If workings are correct, it would make the site one of the oldest human-made hunting structures on Earth, plus one of the largest known Stone Age structures in Europe.

Known as the Blinkerwall, the structure was recently discovered in the Bay of Mecklenburg along Germany’s northern coast by a team from Kiel University, Rostock University, and the Leibniz Institute for Baltic Sea Research.

They used a combination of ships and submarine drones to survey the area, collecting sonar data on the shape and size of the long-lost structure.

Located on the shore at a depth of 21 meters (68 feet), the Blinkerwall is made of at least 1,673 individual stones, most of which are shorter than 1 meter (3 feet), placed side by side over a distance of 971 meters (3,185 feet). The sheer number of rocks, as well as their organized placement, told the researchers that the formation was not crafted by natural processes.

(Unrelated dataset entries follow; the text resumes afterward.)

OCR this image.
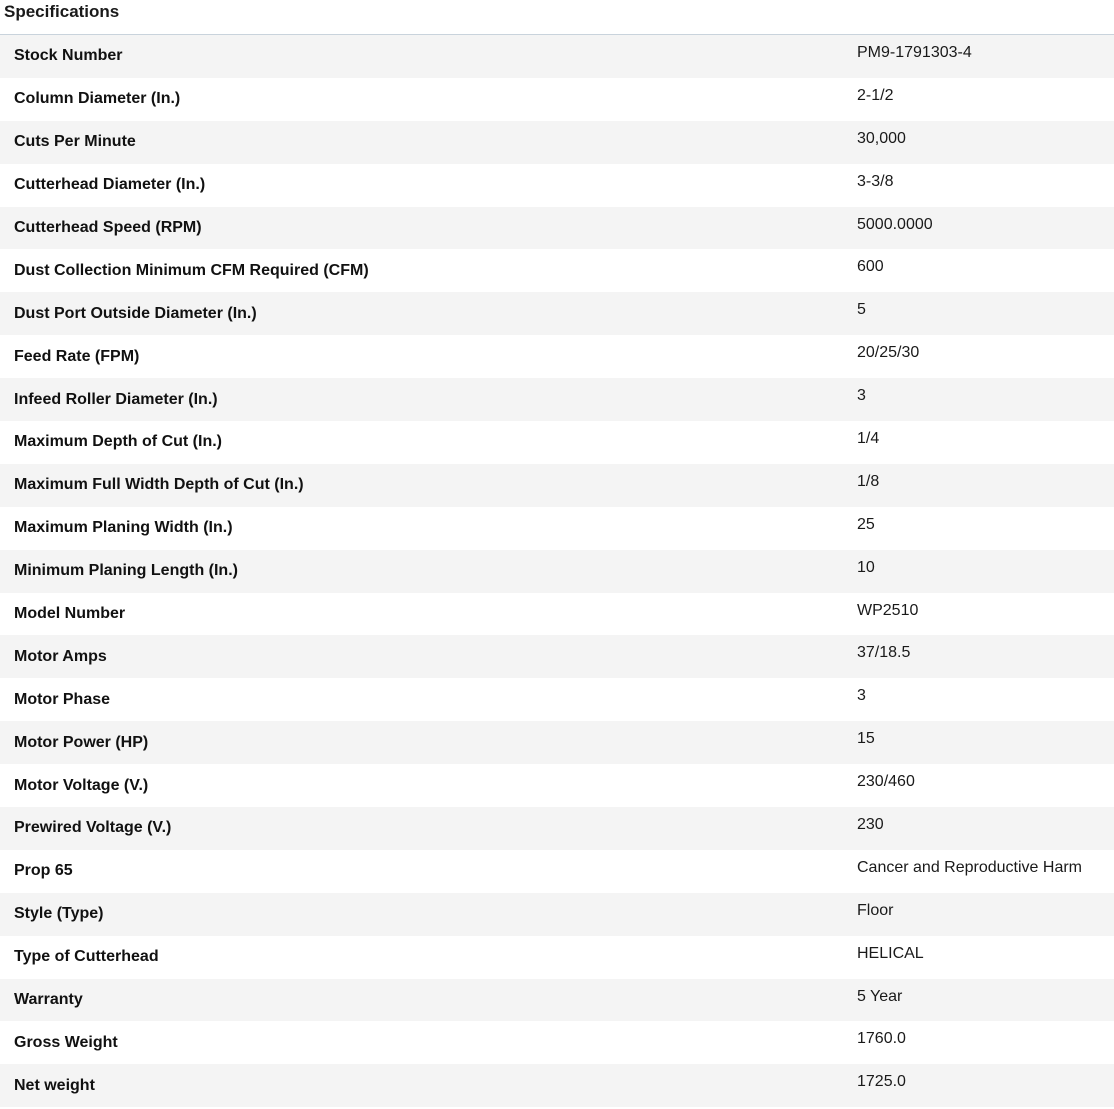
Specifications
Stock Number	PM9-1791303-4
Column Diameter (In.)	2-1/2
Cuts Per Minute	30,000
Cutterhead Diameter (In.)	3-3/8
Cutterhead Speed (RPM)	5000.0000
Dust Collection Minimum CFM Required (CFM)	600
Dust Port Outside Diameter (In.)	5
Feed Rate (FPM)	20/25/30
Infeed Roller Diameter (In.)	3
Maximum Depth of Cut (In.)	1/4
Maximum Full Width Depth of Cut (In.)	1/8
Maximum Planing Width (In.)	25
Minimum Planing Length (In.)	10
Model Number	WP2510
Motor Amps	37/18.5
Motor Phase	3
Motor Power (HP)	15
Motor Voltage (V.)	230/460
Prewired Voltage (V.)	230
Prop 65	Cancer and Reproductive Harm
Style (Type)	Floor
Type of Cutterhead	HELICAL
Warranty	5 Year
Gross Weight	1760.0
Net weight	1725.0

While the Blinkerwall has since been lost to the sea, the site was on dry land around 10,000 years following the end of the last Ice Age. However, it was ultimately flooded due to sea level rise sometime between 8,600 to 8,000 years ago.

This was a time when much of Northern Europe was swamped by rising seas. Around 8,200 years ago, the landmass that connected Britain to mainland Europe – known as Doggerland – was flooded with water due to a tsunami caused by a submarine landslide.

The researchers explain that the “most plausible functional interpretation” for the Blinkerwall is that it was used as a gigantic structure to aid the hunting of large ungulates, primarily the reindeer that roamed the region around this time.

The wall's topographic orientation suggests it would have crossed paths with the reindeer’s biannual migration routes across the North German Plain. By channeling the herds of wandering beasts into an enclosed dead-end, they would be easy pickings for Neolithic hunter-gatherers who were quickly learning to master the art of reindeer hunting.

Similar hunting structures have been found elsewhere in the world. Beneath Lake Huron, one of the five Great Lakes of North America, you can find a 9,000-year-old hunting structure that led caribou into a cul-de-sac formed by the natural cobble pavement.

At 10,000 years old, the Blinkerwall is a whole millennia older and likely represents one of the oldest human-made hunting structures in the world. On top of that, there are barely any other similar structures associated with Stone Age Europe, making the recent discovery all the more exceptional.

The new study is published in the journal Proceedings of the National Academy of Sciences.